60 Jahre ZDF! – 16 Erinnerungen und Glückwünsche an den Sender auf dem Lerchenberg

Nostalgische TV-Rückblicke, Anekdoten und persönliche Geschichten

fernsehserien.de-Redaktion – 31.03.2023, 12:00 Uhr

Mario Müller, Redakteur

Von der Baracke zum Lerchenberg

Natürlich war „Wetten, dass..?“ auch für einen 1980 geborenen Thüringer das ultimative TV-Highlight. Wie kriegt man sonst live LKWs, verrückte Wetten und hochkarätige Weltstars ins ostdeutsche Wohnzimmer?
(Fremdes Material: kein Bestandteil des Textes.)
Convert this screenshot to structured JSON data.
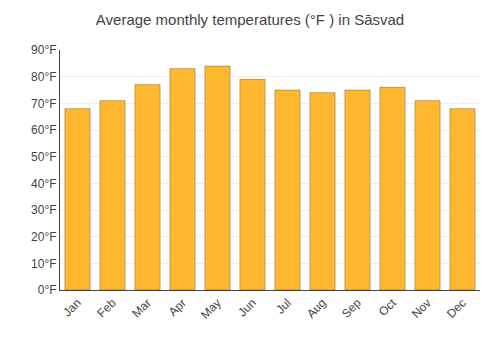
{
  "chart_data": {
    "type": "bar",
    "title": "Average monthly temperatures (°F ) in Sāsvad",
    "categories": [
      "Jan",
      "Feb",
      "Mar",
      "Apr",
      "May",
      "Jun",
      "Jul",
      "Aug",
      "Sep",
      "Oct",
      "Nov",
      "Dec"
    ],
    "values": [
      68,
      71,
      77,
      83,
      84,
      79,
      75,
      74,
      75,
      76,
      71,
      68
    ],
    "color": "#FFB830",
    "ylim": [
      0,
      90
    ],
    "yticks": [
      {
        "value": 0,
        "label": "0°F"
      },
      {
        "value": 10,
        "label": "10°F"
      },
      {
        "value": 20,
        "label": "20°F"
      },
      {
        "value": 30,
        "label": "30°F"
      },
      {
        "value": 40,
        "label": "40°F"
      },
      {
        "value": 50,
        "label": "50°F"
      },
      {
        "value": 60,
        "label": "60°F"
      },
      {
        "value": 70,
        "label": "70°F"
      },
      {
        "value": 80,
        "label": "80°F"
      },
      {
        "value": 90,
        "label": "90°F"
      }
    ],
    "grid": true
  }
}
Auch, wenn alles nur in einem kleinen Flimmerkasten (ohne Fernbedienung!) stattfand. Nach dem Mauerfall reiste ich dann weniger durch die Welt, als vielmehr zur Erfurter Messe, zur Berliner Waldbühne und gleich zweimal nach Friedrichshafen, um mich aus nächster Nähe von Gottschalks Schlagfertigkeit und der hohen Produktionsqualität überzeugen zu können, die das ZDF in seine Prestige-Sendung steckt.
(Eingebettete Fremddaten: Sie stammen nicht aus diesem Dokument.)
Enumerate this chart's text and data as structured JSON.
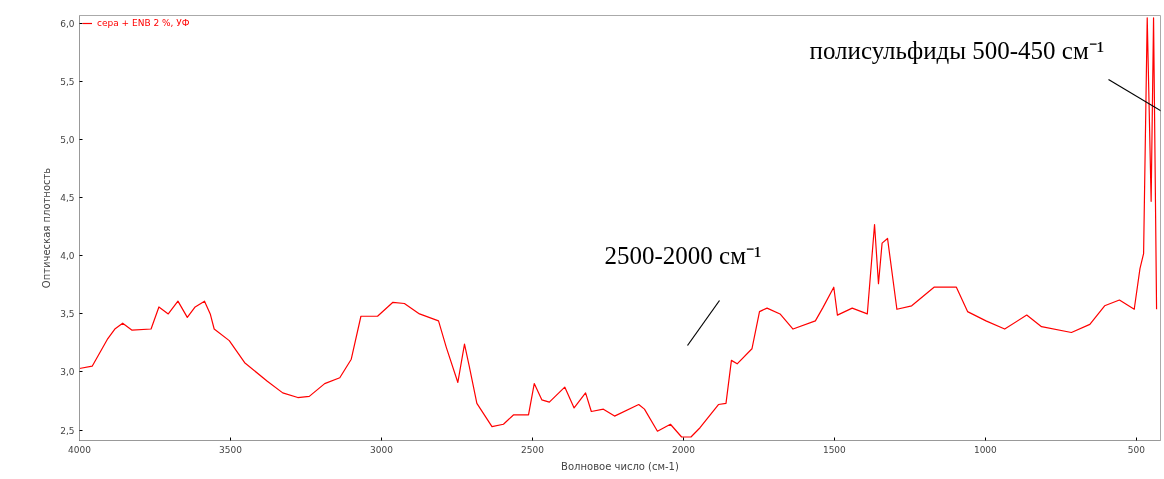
{
  "chart_data": {
    "type": "line",
    "xlabel": "Волновое число (см-1)",
    "ylabel": "Оптическая плотность",
    "xlim": [
      4000,
      420
    ],
    "ylim": [
      2.41,
      6.07
    ],
    "xticks": [
      4000,
      3500,
      3000,
      2500,
      2000,
      1500,
      1000,
      500
    ],
    "yticks": [
      {
        "value": 2.5,
        "label": "2,5"
      },
      {
        "value": 3.0,
        "label": "3,0"
      },
      {
        "value": 3.5,
        "label": "3,5"
      },
      {
        "value": 4.0,
        "label": "4,0"
      },
      {
        "value": 4.5,
        "label": "4,5"
      },
      {
        "value": 5.0,
        "label": "5,0"
      },
      {
        "value": 5.5,
        "label": "5,5"
      },
      {
        "value": 6.0,
        "label": "6,0"
      }
    ],
    "grid": false,
    "legend": "top left",
    "marker": "none",
    "line_style": "solid",
    "series": [
      {
        "name": "сера + ENB 2 %, УФ",
        "color": "#ff0000",
        "x": [
          4000,
          3958,
          3908,
          3883,
          3857,
          3826,
          3763,
          3737,
          3706,
          3674,
          3643,
          3617,
          3586,
          3567,
          3554,
          3504,
          3453,
          3378,
          3327,
          3277,
          3239,
          3188,
          3138,
          3100,
          3068,
          3013,
          2962,
          2924,
          2874,
          2811,
          2785,
          2747,
          2725,
          2710,
          2684,
          2634,
          2596,
          2563,
          2513,
          2494,
          2469,
          2444,
          2393,
          2362,
          2324,
          2305,
          2265,
          2228,
          2148,
          2129,
          2086,
          2043,
          2006,
          1975,
          1945,
          1884,
          1859,
          1841,
          1822,
          1773,
          1748,
          1723,
          1680,
          1637,
          1563,
          1539,
          1502,
          1490,
          1441,
          1391,
          1367,
          1354,
          1342,
          1324,
          1293,
          1244,
          1170,
          1096,
          1059,
          998,
          936,
          863,
          814,
          715,
          654,
          605,
          556,
          507,
          488,
          476,
          464,
          451,
          443,
          433
        ],
        "values": [
          3.03,
          3.05,
          3.28,
          3.37,
          3.42,
          3.36,
          3.37,
          3.56,
          3.5,
          3.61,
          3.47,
          3.56,
          3.61,
          3.5,
          3.37,
          3.27,
          3.08,
          2.92,
          2.82,
          2.78,
          2.79,
          2.9,
          2.95,
          3.11,
          3.48,
          3.48,
          3.6,
          3.59,
          3.5,
          3.44,
          3.21,
          2.91,
          3.24,
          3.06,
          2.73,
          2.53,
          2.55,
          2.63,
          2.63,
          2.9,
          2.76,
          2.74,
          2.87,
          2.69,
          2.82,
          2.66,
          2.68,
          2.62,
          2.72,
          2.68,
          2.49,
          2.55,
          2.44,
          2.44,
          2.52,
          2.72,
          2.73,
          3.1,
          3.07,
          3.2,
          3.52,
          3.55,
          3.5,
          3.37,
          3.44,
          3.55,
          3.73,
          3.49,
          3.55,
          3.5,
          4.27,
          3.76,
          4.11,
          4.15,
          3.54,
          3.57,
          3.73,
          3.73,
          3.52,
          3.44,
          3.37,
          3.49,
          3.39,
          3.34,
          3.41,
          3.57,
          3.62,
          3.54,
          3.89,
          4.02,
          6.05,
          4.47,
          6.05,
          3.54
        ]
      }
    ],
    "annotations": [
      "2500-2000 см⁻¹",
      "полисульфиды 500-450 см⁻¹"
    ]
  }
}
Thomas Gottschalk ZDF/​Tobias Schult

Aber zunächst mal war man ja Kind. Das ZDF gab’s schon ne Weile, und der lustige Peter war auch für mich einer der Ersten, der mir die Welt so erklärte, dass ich sie verstand. Nach den Hausaufgaben hatte ich die Wahl zwischen dem Vorabendprogramm der ARD (das über unsere Antennen-Gemeinschaftsanlage eingespeist wurde, damals noch regional getrennt war und für uns vom Hessischen Rundfunk kam) und dem des ZDF. Wenn Anwalt „Matlock“ sein Banjo zupfte, im „Heim für Tiere“ die Fütterung anstand oder bei den „Wicherts von nebenan“ kleine Nachbarschaftsgeschichten großartig erzählt wurden, entschied ich mich für die Mainzer. Mit der „SOKO 5113“ konnte ich damals noch nicht so viel anfangen. Dafür aber mit den herrlich abgedrehten „Fällen des Harry Fox“, wo der brillante Jack Warden als alternder Privatdetektiv in San Francisco seinen Rechtsanwalt-Sohn und dessen Familie immer wieder in die größten Schlamassel hineinzog.
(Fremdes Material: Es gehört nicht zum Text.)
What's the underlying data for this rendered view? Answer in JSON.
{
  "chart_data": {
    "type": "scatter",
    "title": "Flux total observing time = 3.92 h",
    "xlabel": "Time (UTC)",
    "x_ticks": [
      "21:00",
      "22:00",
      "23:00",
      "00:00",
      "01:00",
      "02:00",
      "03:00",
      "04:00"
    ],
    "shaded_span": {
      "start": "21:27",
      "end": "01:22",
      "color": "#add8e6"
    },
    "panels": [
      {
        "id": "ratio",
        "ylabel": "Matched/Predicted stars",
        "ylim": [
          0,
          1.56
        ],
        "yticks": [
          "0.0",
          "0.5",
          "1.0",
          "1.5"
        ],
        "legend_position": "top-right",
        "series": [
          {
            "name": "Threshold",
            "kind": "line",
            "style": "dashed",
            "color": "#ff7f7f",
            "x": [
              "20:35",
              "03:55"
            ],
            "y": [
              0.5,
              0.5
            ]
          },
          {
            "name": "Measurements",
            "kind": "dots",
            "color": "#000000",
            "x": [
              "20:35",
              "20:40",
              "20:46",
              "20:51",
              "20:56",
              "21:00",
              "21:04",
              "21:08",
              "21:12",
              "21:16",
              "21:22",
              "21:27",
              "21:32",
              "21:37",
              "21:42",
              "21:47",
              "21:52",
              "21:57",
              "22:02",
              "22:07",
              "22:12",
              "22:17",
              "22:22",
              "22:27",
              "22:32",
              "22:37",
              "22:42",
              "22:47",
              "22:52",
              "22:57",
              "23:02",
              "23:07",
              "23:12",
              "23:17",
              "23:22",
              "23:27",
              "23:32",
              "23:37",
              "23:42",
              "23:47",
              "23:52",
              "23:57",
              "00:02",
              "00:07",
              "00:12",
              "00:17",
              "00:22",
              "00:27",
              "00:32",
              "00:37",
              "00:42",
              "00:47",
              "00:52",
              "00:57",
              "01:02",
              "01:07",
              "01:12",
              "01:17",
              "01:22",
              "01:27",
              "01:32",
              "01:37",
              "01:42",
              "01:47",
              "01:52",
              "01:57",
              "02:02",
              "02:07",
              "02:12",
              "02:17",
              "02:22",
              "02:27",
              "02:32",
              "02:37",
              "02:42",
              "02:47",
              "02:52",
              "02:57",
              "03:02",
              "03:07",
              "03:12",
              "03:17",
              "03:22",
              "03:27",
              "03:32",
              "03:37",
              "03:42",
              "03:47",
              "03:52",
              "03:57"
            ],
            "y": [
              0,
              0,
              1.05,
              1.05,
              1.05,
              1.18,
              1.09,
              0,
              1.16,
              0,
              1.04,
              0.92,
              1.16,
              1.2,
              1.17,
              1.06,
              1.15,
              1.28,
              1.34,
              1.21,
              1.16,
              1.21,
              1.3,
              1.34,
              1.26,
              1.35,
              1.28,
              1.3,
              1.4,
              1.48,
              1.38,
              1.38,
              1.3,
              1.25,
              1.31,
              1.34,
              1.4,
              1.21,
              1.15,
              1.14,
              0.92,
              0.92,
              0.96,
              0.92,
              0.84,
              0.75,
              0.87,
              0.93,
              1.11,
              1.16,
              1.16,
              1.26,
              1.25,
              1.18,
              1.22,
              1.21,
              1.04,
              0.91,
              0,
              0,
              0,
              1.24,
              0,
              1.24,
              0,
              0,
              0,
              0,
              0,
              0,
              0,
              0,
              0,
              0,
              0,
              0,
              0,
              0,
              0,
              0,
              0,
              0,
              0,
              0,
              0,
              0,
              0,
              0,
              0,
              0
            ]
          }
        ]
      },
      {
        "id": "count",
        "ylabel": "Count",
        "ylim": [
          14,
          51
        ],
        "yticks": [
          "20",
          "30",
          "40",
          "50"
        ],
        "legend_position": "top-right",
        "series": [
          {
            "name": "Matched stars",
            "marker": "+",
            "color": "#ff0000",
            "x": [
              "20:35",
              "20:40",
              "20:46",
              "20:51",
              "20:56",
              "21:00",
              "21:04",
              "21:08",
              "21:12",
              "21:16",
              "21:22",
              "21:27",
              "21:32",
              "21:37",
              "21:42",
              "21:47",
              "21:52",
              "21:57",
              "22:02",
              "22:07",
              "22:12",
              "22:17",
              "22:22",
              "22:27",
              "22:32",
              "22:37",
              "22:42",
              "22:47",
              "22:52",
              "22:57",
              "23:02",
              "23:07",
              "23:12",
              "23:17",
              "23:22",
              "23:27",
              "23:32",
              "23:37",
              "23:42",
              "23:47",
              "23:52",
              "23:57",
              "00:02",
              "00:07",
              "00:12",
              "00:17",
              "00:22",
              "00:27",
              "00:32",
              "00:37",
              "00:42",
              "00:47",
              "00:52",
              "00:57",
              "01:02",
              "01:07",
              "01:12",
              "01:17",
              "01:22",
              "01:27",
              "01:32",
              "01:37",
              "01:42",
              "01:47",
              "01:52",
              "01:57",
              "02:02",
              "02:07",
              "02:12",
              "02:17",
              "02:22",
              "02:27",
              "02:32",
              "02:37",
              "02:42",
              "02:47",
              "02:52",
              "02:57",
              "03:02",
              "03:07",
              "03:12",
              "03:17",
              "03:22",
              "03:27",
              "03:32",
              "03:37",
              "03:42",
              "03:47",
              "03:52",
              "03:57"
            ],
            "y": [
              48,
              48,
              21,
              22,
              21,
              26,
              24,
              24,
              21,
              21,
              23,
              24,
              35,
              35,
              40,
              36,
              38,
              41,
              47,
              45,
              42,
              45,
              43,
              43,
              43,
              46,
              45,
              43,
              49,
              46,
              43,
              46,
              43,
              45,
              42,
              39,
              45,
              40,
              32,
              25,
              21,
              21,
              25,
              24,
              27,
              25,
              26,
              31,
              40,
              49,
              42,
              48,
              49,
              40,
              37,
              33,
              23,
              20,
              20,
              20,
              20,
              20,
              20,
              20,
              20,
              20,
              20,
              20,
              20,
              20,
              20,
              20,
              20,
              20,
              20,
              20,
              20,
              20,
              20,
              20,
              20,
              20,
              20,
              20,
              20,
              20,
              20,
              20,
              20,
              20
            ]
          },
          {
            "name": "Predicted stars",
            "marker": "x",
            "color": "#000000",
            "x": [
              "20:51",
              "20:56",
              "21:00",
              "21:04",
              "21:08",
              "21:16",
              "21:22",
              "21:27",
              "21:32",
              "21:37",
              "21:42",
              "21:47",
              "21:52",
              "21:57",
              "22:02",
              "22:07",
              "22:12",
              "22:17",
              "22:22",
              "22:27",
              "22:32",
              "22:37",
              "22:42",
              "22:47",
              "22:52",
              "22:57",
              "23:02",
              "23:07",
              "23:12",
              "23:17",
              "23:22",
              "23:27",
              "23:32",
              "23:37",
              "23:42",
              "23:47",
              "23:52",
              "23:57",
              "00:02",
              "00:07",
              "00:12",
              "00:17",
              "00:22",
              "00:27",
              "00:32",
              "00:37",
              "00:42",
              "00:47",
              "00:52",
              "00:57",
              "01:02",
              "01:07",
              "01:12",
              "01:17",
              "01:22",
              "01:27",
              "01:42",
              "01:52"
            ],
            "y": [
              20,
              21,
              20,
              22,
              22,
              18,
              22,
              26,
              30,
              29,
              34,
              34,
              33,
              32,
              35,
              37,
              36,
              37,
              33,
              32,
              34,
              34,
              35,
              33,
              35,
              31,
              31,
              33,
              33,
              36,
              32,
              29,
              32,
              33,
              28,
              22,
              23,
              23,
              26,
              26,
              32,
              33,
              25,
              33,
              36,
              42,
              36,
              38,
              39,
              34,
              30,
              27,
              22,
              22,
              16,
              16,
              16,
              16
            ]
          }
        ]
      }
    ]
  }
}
Es ist eine Schande, dass diese Serie seit 1996 nicht mehr im Free-TV gezeigt wurde und auch bisher nicht auf DVD erschien. Nicht zu vergessen auch „Raumschiff Enterprise – Das nächste Jahrhundert“! Auch diese erfolgreichste aller „Star Trek“-Serien wurde in Deutschland zuerst vom ZDF gezeigt. Prägend in Sachen Humor waren für mich natürlich „Die Muppet Show“, „ALF“ und „Bill Cosbys Familienbande“, wie die später als „Bill Cosby Show“ bekannte Serie zuerst im ZDF hieß. Die Welt war zwar auch zu jener Zeit schon nicht ganz in Ordnung, aber vieles schlummerte noch unerkannt unter einer wohlig-weichen Fernsehdecke.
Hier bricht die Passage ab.